At the moment though, the site is still in the clearance and preparation stage before the main construction can even start. Apart from moving utilities out of the way – including soon a major water pipe running right along the side of the site, they have to start installing the thick concrete walls around the edges that will support the ground as they dig down to where the platforms will be.
Considering how vast and open the site is, one project that’s advancing is hidden from view underneath an acoustic shield is currently constructing a replacement ventilation and electricity supply for the London Underground to replace a small red-tiled building that had served that purpose. That former tube station building will be demolished, but not until its replacement is ready, and TfL’s heritage team have been over it taking all the good bits for their museum.
Over the next few years, the station will be dug down and built up to create the new HS2 station, but what happens afterwards is going to be of equal importance to the people who live and work in the area – the oversite development.
At the moment, even before the HS2 building site sealed off a large chunk of land, the Euston station and railway cutting was a rather unwelcoming area for residents and the lack of east-west travel added to journey times.

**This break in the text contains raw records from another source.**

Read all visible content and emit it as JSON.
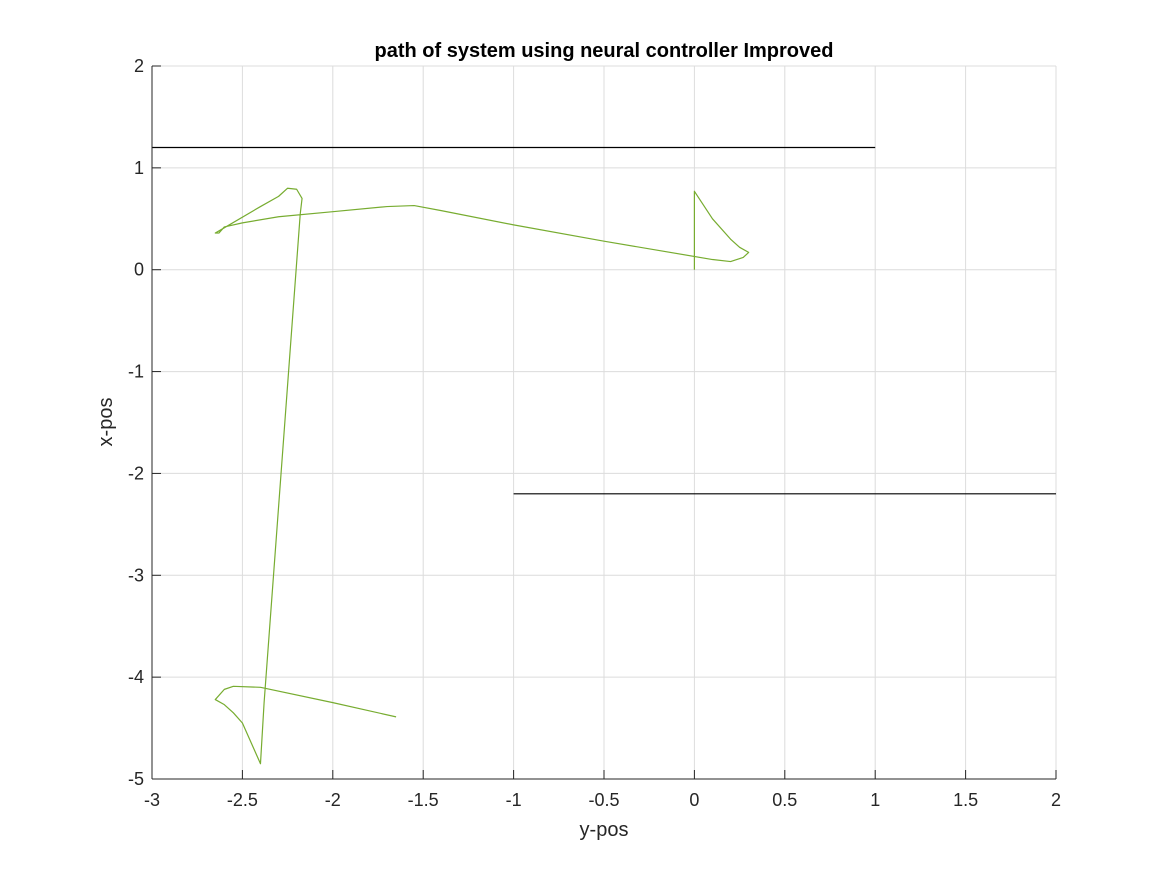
{
  "chart_data": {
    "type": "line",
    "title": "path of system using neural controller Improved",
    "xlabel": "y-pos",
    "ylabel": "x-pos",
    "xlim": [
      -3,
      2
    ],
    "ylim": [
      -5,
      2
    ],
    "xticks": [
      -3,
      -2.5,
      -2,
      -1.5,
      -1,
      -0.5,
      0,
      0.5,
      1,
      1.5,
      2
    ],
    "xtick_labels": [
      "-3",
      "-2.5",
      "-2",
      "-1.5",
      "-1",
      "-0.5",
      "0",
      "0.5",
      "1",
      "1.5",
      "2"
    ],
    "yticks": [
      -5,
      -4,
      -3,
      -2,
      -1,
      0,
      1,
      2
    ],
    "ytick_labels": [
      "-5",
      "-4",
      "-3",
      "-2",
      "-1",
      "0",
      "1",
      "2"
    ],
    "grid": true,
    "box": true,
    "series": [
      {
        "color": "#77ac30",
        "x": [
          0,
          0,
          0.1,
          0.2,
          0.25,
          0.3,
          0.27,
          0.2,
          0.1,
          -0.5,
          -1,
          -1.4,
          -1.55,
          -1.7,
          -2,
          -2.3,
          -2.5,
          -2.6,
          -2.63,
          -2.65,
          -2.4,
          -2.3,
          -2.25,
          -2.2,
          -2.17,
          -2.18,
          -2.38,
          -2.4,
          -2.5,
          -2.55,
          -2.6,
          -2.65,
          -2.6,
          -2.55,
          -2.4,
          -2.0,
          -1.65
        ],
        "y": [
          0,
          0.77,
          0.5,
          0.3,
          0.22,
          0.17,
          0.12,
          0.08,
          0.1,
          0.28,
          0.44,
          0.58,
          0.63,
          0.62,
          0.57,
          0.52,
          0.46,
          0.42,
          0.36,
          0.36,
          0.62,
          0.72,
          0.8,
          0.79,
          0.7,
          0.55,
          -4.25,
          -4.85,
          -4.45,
          -4.35,
          -4.27,
          -4.22,
          -4.12,
          -4.09,
          -4.1,
          -4.25,
          -4.39
        ]
      },
      {
        "color": "#000000",
        "x": [
          -3,
          1
        ],
        "y": [
          1.2,
          1.2
        ]
      },
      {
        "color": "#000000",
        "x": [
          -1,
          2
        ],
        "y": [
          -2.2,
          -2.2
        ]
      }
    ]
  }
}
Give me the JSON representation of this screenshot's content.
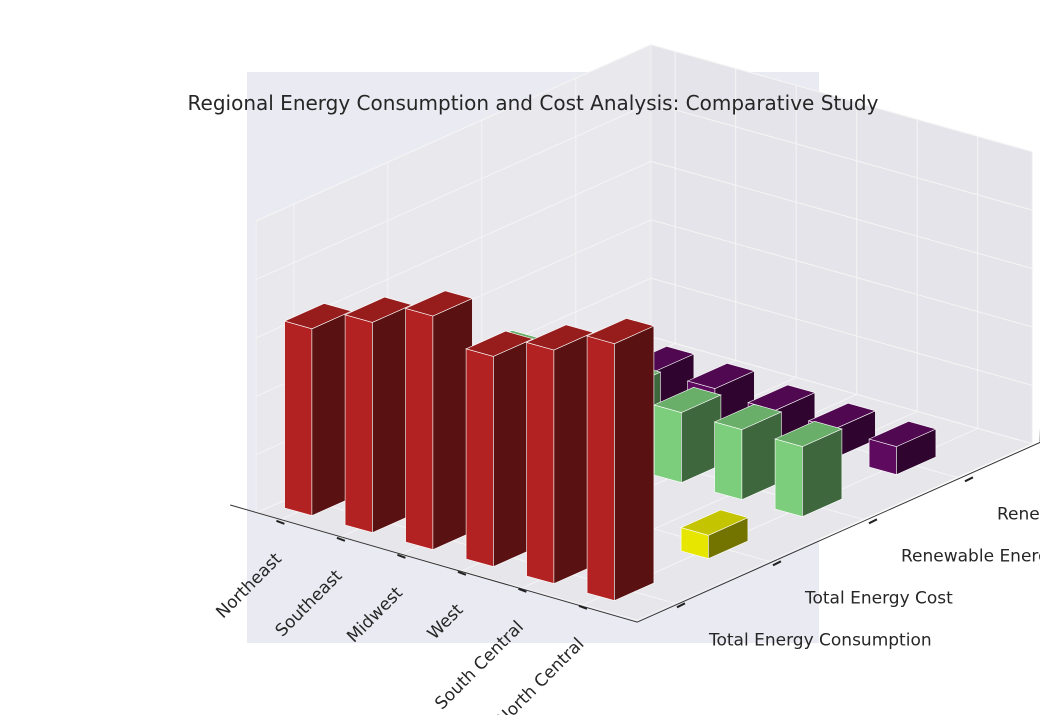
{
  "chart_data": {
    "type": "bar3d",
    "title": "Regional Energy Consumption and Cost Analysis: Comparative Study",
    "regions": [
      "Northeast",
      "Southeast",
      "Midwest",
      "West",
      "South Central",
      "North Central"
    ],
    "metrics": [
      "Total Energy Consumption",
      "Total Energy Cost",
      "Renewable Energy Consumption",
      "Renewable Energy Cost"
    ],
    "zticks": [
      0,
      500,
      1000,
      1500,
      2000,
      2500
    ],
    "zlim": [
      0,
      2500
    ],
    "series": [
      {
        "name": "Total Energy Consumption",
        "color": "#b22222",
        "values": [
          1600,
          1800,
          2000,
          1800,
          2000,
          2200
        ]
      },
      {
        "name": "Total Energy Cost",
        "color": "#e6e600",
        "values": [
          null,
          null,
          null,
          null,
          null,
          200
        ]
      },
      {
        "name": "Renewable Energy Consumption",
        "color": "#7ccd7c",
        "values": [
          650,
          650,
          650,
          600,
          600,
          600
        ]
      },
      {
        "name": "Renewable Energy Cost",
        "color": "#5e0a5e",
        "values": [
          320,
          300,
          300,
          260,
          250,
          240
        ]
      }
    ],
    "background": "#eaeaf2"
  }
}
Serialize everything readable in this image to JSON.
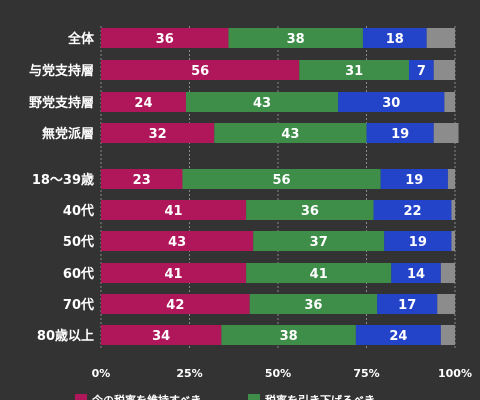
{
  "chart_data": {
    "type": "bar",
    "orientation": "horizontal",
    "stacked": true,
    "categories": [
      "全体",
      "与党支持層",
      "野党支持層",
      "無党派層",
      "18〜39歳",
      "40代",
      "50代",
      "60代",
      "70代",
      "80歳以上"
    ],
    "series": [
      {
        "name": "今の税率を維持すべき",
        "color": "#b0175a",
        "values": [
          36,
          56,
          24,
          32,
          23,
          41,
          43,
          41,
          42,
          34
        ]
      },
      {
        "name": "税率を引き下げるべき",
        "color": "#3e8e4a",
        "values": [
          38,
          31,
          43,
          43,
          56,
          36,
          37,
          41,
          36,
          38
        ]
      },
      {
        "name": "",
        "color": "#2343c9",
        "values": [
          18,
          7,
          30,
          19,
          19,
          22,
          19,
          14,
          17,
          24
        ]
      },
      {
        "name": "",
        "color": "#8c8c8c",
        "values": [
          8,
          6,
          3,
          7,
          2,
          1,
          1,
          4,
          5,
          4
        ]
      }
    ],
    "value_labels_shown_for_series": [
      0,
      1,
      2
    ],
    "xticks": [
      "0%",
      "25%",
      "50%",
      "75%",
      "100%"
    ],
    "xlim": [
      0,
      100
    ],
    "grid": true,
    "legend": "bottom"
  }
}
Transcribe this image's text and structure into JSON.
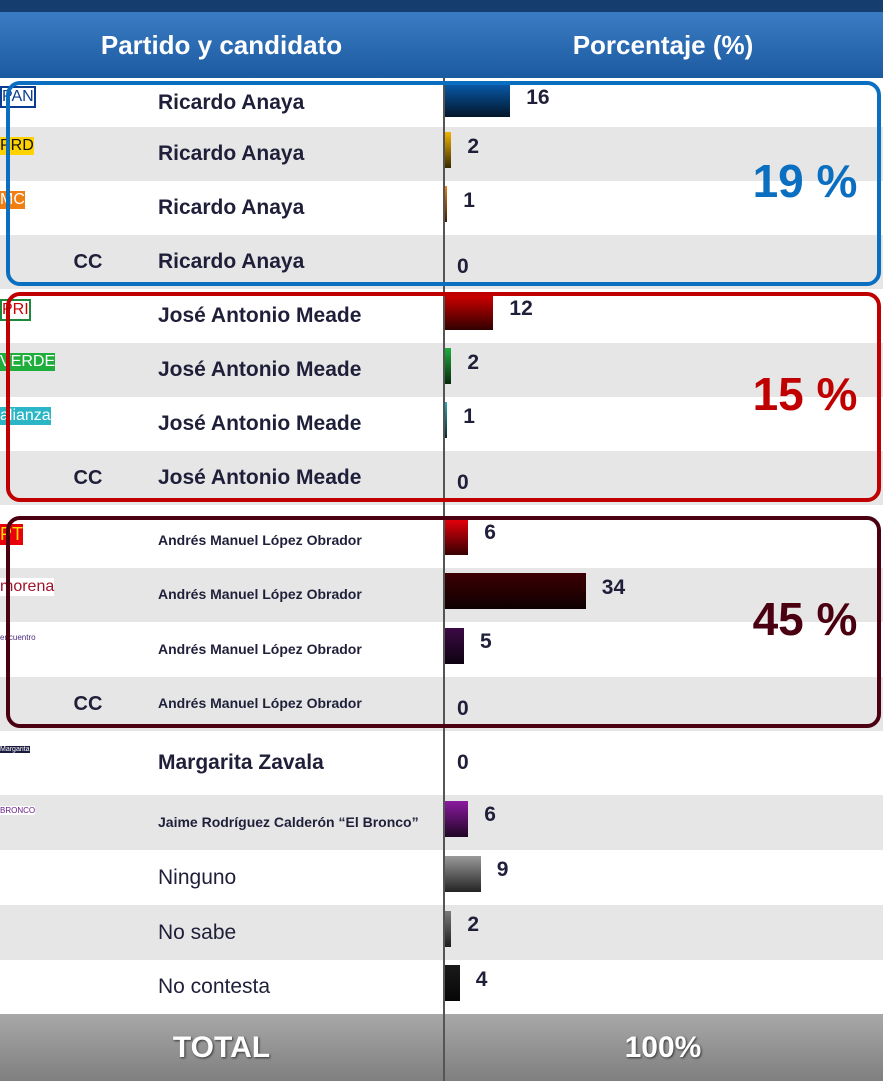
{
  "table": {
    "headers": [
      "Partido y candidato",
      "Porcentaje (%)"
    ],
    "sections": [
      {
        "label": "19 %",
        "color": "#0b6fc1",
        "rows": [
          {
            "party": "PAN",
            "candidate": "Ricardo Anaya",
            "value": 16,
            "color": "#0a5fb4"
          },
          {
            "party": "PRD",
            "candidate": "Ricardo Anaya",
            "value": 2,
            "color": "#f2b400"
          },
          {
            "party": "MC",
            "candidate": "Ricardo Anaya",
            "value": 1,
            "color": "#f07f13"
          },
          {
            "party": "CC",
            "candidate": "Ricardo Anaya",
            "value": 0,
            "color": "#0a5fb4"
          }
        ]
      },
      {
        "label": "15 %",
        "color": "#c00000",
        "rows": [
          {
            "party": "PRI",
            "candidate": "José Antonio Meade",
            "value": 12,
            "color": "#d40000"
          },
          {
            "party": "VERDE",
            "candidate": "José Antonio Meade",
            "value": 2,
            "color": "#1fae3c"
          },
          {
            "party": "alianza",
            "candidate": "José Antonio Meade",
            "value": 1,
            "color": "#2aa8b8"
          },
          {
            "party": "CC",
            "candidate": "José Antonio Meade",
            "value": 0,
            "color": "#d40000"
          }
        ]
      },
      {
        "label": "45 %",
        "color": "#4a0010",
        "rows": [
          {
            "party": "PT",
            "candidate": "Andrés Manuel López Obrador",
            "value": 6,
            "color": "#e8000b"
          },
          {
            "party": "morena",
            "candidate": "Andrés Manuel López Obrador",
            "value": 34,
            "color": "#3d0004"
          },
          {
            "party": "encuentro",
            "candidate": "Andrés Manuel López Obrador",
            "value": 5,
            "color": "#3b0a45"
          },
          {
            "party": "CC",
            "candidate": "Andrés Manuel López Obrador",
            "value": 0,
            "color": "#3d0004"
          }
        ]
      },
      {
        "rows": [
          {
            "party": "Margarita",
            "candidate": "Margarita Zavala",
            "value": 0,
            "color": "#1a1a40"
          },
          {
            "party": "BRONCO",
            "candidate": "Jaime Rodríguez Calderón “El Bronco”",
            "value": 6,
            "color": "#8b1aa0"
          },
          {
            "candidate": "Ninguno",
            "value": 9,
            "color": "#9a9a9a"
          },
          {
            "candidate": "No sabe",
            "value": 2,
            "color": "#7a7a7a"
          },
          {
            "candidate": "No contesta",
            "value": 4,
            "color": "#1a1a1a"
          }
        ]
      }
    ],
    "total": {
      "label": "TOTAL",
      "value": "100%"
    }
  }
}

A major redevelopment is being planned, with offices to the front of the site closest to the busy main roads, and loads of housing to the rear closer to the existing residential estates.
When the Oakervee Review was published, one of the things it called for was a joined-up organisation to bring together all the parties involved at Euston to ensure there’s a single vision for the whole development. That’s the Euston Partnership, and apart from delivering a new railway station, arguably the biggest impact will be what the area looks like afterwards.
Looking at the recent redevelopment at King’s Cross where they had 67 acres to develop, Euston is slightly smaller at 60 acres, but aims to fit three times more development than was added at King’s Cross.
Part of the difference is that King’s Cross had a lot of surviving heritage, so it wasn’t possible to build lots of tall towers on much of the site, which gives Euston the capacity that King’s Cross lacked. However, that’s a mixed blessing, as Euston is almost a blank canvas and needs to be developed carefully to avoid becoming acre after acre of uniform blocks of buildings.
A lot of pre-planning work is going into liaising with locals to learn what is good, and what went wrong at King’s Cross. For example, the pedestrian link between King’s Cross and St Pancras station is great for taxis, but frankly, a bit of a mess for pedestrians. There’s a lot of thinking going into how to link Euston with St Pancras, mainly by creating a pleasant walking route away from the main Euston Road. At the same time, they need to ensure the route, though residential areas are pleasant for everyone, and that includes not annoying residents with the sounds of a thousand wheeled suitcases rumbling over pavements.
The eventual aim is for an estate built above a replacement Euston station that’s also a lot more permeable for people living around it rather than a “fortress Euston”, which is a bit how the station feels at the back today.
So above as below, Euston is being transformed.